- Outfielder & Pinch Hitter
- Born: September 4, 1973 (age 52) Mt. Lebanon, Pennsylvania, U.S.
- Batted: BothThrew: Right

MLB debut
- September 21, 1998, for the Chicago White Sox

Last MLB appearance
- October 7, 2001, for the Toronto Blue Jays

MLB statistics
- Batting average: .218
- Home runs: 8
- Runs batted in: 31
- Stats at Baseball Reference

Teams
- Chicago White Sox (1998–1999); Toronto Blue Jays (2001);

= Brian Simmons (baseball) =

American baseball player (born 1973)

Brian Lee Simmons (born September 4, 1973) is an American former Major League Baseball (MLB) outfielder. He played for the Chicago White Sox and Toronto Blue Jays over parts of three seasons.

==Career==
Simmons attended the University of Michigan, and in 1994 he played collegiate summer baseball with the Cotuit Kettleers of the Cape Cod Baseball League.
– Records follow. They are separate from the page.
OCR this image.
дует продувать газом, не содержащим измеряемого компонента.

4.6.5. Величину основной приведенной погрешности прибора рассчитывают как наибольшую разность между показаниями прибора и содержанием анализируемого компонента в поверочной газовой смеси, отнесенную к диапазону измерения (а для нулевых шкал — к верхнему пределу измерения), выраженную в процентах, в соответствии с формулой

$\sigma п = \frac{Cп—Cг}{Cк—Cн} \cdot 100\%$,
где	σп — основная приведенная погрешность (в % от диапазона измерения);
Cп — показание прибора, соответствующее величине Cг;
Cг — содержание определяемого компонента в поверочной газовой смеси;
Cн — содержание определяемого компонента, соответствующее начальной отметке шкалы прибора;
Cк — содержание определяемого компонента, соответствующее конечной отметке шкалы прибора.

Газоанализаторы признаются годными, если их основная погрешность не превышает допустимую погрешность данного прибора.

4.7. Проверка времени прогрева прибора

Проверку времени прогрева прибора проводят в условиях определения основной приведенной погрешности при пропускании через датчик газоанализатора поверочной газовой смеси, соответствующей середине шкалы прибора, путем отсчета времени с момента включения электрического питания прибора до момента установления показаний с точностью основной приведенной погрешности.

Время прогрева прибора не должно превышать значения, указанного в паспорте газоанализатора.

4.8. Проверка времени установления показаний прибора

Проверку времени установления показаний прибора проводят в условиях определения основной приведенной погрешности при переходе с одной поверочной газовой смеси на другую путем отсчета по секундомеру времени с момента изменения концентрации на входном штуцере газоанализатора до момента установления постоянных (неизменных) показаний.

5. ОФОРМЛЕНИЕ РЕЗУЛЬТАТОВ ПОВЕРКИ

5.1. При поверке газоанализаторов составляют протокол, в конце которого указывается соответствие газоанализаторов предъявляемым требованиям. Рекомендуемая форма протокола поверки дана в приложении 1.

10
He was selected by the Chicago White Sox in the 2nd round of the 1995 MLB draft. Simmons would make his Major League Baseball debut with the Chicago White Sox on September 21, 1998, and appeared in his final game on October 7, 2001. On September 26, 1998 against the Royals, Simmons hit home runs from both sides of the plate, establishing a new record for fewest at-bats required to do so. His fledgling career was derailed, however, when he ruptured his Achilles tendon late in 2000 spring training.